Multimodal Image-Language transformers have achieved impressive results on a variety of tasks that rely on fine-tuning (e.g., visual question answering and image retrieval). We are interested in shedding light on the quality of their pretrained representations--in particular, if these models can distinguish verbs or they only use the nouns in a given sentence. To do so, we collect a dataset of image-sentence pairs consisting of 447 verbs that are either visual or commonly found in the pretraining data (i.e., the Conceptual Captions dataset). We use this dataset to evaluate the pretrained models in a zero-shot way. We find that the pretrained models fail more in situations that require verb understanding compared to other parts of speech. We also investigate what category of verbs are particularly challenging for these models.
Grounding language to vision is a fundamental problem for many real-world AI systems such as retrieving images or generating descriptions for the visually impaired. Success on these tasks requires models to relate different aspects of language such as objects and verbs to images. For example, to distinguish between the two images in the middle column below, models must differentiate between the verbs “catch” and “kick.” Verb understanding is particularly difficult as it requires not only recognising objects, but also how different objects in an image relate to each other. To overcome this difficulty, we introduce the SVO-Probes dataset and use it to probe language and vision models for verb understanding.
In particular, we consider multimodal transformer models (e.g., Lu et al., 2019; Chen et al., 2020; Tan and Bansal, 2019; Li et al., 2020), which have shown success on a variety of language and vision tasks. However, despite strong performance on benchmarks, it is not clear if these models have fine-grained multimodal understanding. In particular, prior work shows that language and vision models can succeed at benchmarks without multimodal understanding: for example, answering questions about images based only on language priors (Agrawal et al., 2018) or “hallucinating” objects that are not in the image when captioning images (Rohrbach et al., 2018). To anticipate model limitations, work like Shekhar et al. propose specialised evaluations to probe models systematically for language understanding. However, prior probe sets are limited in the number of objects and verbs. We developed SVO-Probes to better evaluate potential limitations in verb understanding in current models.
SVO-Probes includes 48,000 image-sentence pairs and tests understanding for more than 400 verbs.
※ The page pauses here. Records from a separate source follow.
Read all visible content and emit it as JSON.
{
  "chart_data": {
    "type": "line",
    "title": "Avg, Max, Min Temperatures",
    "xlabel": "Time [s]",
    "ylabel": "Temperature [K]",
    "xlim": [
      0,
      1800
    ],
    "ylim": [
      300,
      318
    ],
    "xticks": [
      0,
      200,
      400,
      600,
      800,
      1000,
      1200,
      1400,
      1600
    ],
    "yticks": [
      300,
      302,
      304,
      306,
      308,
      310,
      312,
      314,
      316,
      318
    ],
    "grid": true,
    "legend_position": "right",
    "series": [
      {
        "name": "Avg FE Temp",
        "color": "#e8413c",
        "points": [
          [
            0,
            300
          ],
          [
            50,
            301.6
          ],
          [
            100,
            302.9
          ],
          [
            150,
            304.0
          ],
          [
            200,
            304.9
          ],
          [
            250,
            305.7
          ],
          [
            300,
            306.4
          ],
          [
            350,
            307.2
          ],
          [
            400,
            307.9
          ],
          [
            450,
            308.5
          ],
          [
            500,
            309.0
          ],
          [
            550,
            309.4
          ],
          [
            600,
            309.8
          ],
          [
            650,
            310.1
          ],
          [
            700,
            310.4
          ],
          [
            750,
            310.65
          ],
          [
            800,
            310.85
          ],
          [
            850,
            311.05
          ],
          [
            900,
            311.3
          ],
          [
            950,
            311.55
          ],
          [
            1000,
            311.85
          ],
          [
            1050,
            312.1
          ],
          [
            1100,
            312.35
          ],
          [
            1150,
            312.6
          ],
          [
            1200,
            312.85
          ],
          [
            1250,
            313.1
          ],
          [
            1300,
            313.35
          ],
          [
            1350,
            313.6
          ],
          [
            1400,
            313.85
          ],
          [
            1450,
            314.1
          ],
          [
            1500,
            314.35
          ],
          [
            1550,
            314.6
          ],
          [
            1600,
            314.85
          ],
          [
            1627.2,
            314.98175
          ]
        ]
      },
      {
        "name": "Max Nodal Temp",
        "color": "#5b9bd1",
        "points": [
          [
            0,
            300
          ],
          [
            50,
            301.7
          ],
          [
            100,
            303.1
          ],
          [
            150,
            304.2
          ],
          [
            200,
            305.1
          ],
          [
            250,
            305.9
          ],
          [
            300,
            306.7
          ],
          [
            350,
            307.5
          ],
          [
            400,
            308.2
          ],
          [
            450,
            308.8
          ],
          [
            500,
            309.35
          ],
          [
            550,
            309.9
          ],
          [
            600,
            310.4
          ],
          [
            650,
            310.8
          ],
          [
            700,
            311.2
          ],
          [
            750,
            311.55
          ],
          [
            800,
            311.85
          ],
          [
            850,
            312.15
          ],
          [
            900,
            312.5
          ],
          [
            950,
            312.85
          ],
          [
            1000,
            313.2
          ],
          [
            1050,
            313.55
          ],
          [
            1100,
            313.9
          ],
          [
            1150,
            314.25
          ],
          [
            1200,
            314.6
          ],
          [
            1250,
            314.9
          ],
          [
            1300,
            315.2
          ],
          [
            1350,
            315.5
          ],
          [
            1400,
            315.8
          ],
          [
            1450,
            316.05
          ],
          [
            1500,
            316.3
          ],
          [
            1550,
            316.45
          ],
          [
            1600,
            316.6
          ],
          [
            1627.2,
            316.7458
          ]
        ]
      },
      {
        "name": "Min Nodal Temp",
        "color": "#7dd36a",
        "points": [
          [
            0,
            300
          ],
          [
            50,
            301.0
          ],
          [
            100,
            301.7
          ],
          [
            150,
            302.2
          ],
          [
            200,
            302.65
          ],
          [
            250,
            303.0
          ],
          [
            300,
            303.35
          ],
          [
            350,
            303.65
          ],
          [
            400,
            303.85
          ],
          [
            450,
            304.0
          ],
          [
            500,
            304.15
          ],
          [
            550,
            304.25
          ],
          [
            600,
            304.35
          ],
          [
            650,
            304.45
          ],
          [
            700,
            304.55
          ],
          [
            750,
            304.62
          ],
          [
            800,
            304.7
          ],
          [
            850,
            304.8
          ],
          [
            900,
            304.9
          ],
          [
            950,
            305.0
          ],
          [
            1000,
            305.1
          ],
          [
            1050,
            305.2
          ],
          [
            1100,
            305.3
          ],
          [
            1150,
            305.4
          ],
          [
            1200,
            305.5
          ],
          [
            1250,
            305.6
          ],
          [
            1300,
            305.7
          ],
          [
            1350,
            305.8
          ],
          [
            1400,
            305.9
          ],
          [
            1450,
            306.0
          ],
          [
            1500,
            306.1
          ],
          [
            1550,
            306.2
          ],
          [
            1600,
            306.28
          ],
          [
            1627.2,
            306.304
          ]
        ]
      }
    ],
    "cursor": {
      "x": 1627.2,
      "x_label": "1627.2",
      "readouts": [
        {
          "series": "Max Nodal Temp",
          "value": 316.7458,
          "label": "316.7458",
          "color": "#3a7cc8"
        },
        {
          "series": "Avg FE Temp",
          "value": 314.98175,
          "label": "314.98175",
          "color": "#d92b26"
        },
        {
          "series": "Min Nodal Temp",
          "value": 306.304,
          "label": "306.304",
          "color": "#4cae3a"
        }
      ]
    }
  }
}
Each sentence can be broken into a <Subject, Verb, Object> triplet (or SVO triplet) and paired with positive and negative example images. The negative examples differ in only one way: the Subject, Verb, or Object is changed. The figure above shows negative examples in which the subject (left), verb (middle), or object (right) does not match the image. This task formulation makes it possible to isolate which parts of the sentence a model has the most trouble with. It also makes SVO-Probes more challenging than standard image retrieval tasks, where negative examples are often completely unrelated to the query sentence.
To create SVO-Probes, we query an image search with SVO triplets from a common training dataset, Conceptual Captions (Sharma et al. 2018). Because image search can be noisy, a preliminary annotation step filters the retrieved images to ensure we have a clean set of image-SVO pairs. Since transformers are trained on image-sentence pairs, not image-SVO pairs, we need image-sentence pairs to probe our model. To collect sentences which describe each image, annotators write a short sentence for each image that includes the SVO triplet. For example, given the SVO triplet <animal, lie, grass>, an annotator could write the sentence “An animal lays in the grass.” We then use the SVO annotations to pair each sentence with a negative image, and ask annotators to verify negatives in a final annotation step. See the figure below for details.
We examine whether multimodal transformers can accurately classify examples as positive or negative. The bar chart below illustrates our results. Our dataset is challenging: our standard multimodal transformer model achieves 64.3% accuracy overall (chance is 50%). Whereas accuracy is 67.0% and 73.4% on subjects and objects respectively, performance falls to 60.8% on verbs. This result shows that verb recognition is indeed challenging for vision and language models.
We also explore which model architectures perform best on our dataset. Surprisingly, models with weaker image modeling perform better than the standard transformer model. One hypothesis is that our standard model (with stronger image modeling ability) overfits the train set. As both these models perform worse on other language and vision tasks, our targeted probe task illuminates model weaknesses that are not observed on other benchmarks.
Overall, we find that despite impressive performance on benchmarks, multimodal transformers still struggle with fine-grained understanding, especially fine-grained verb understanding. We hope SVO-Probes can help drive exploration of verb understanding in language and vision models and inspire more targeted probe datasets. Both our SVO-Probes benchmark and models can be found here on GitHub: benchmark and models.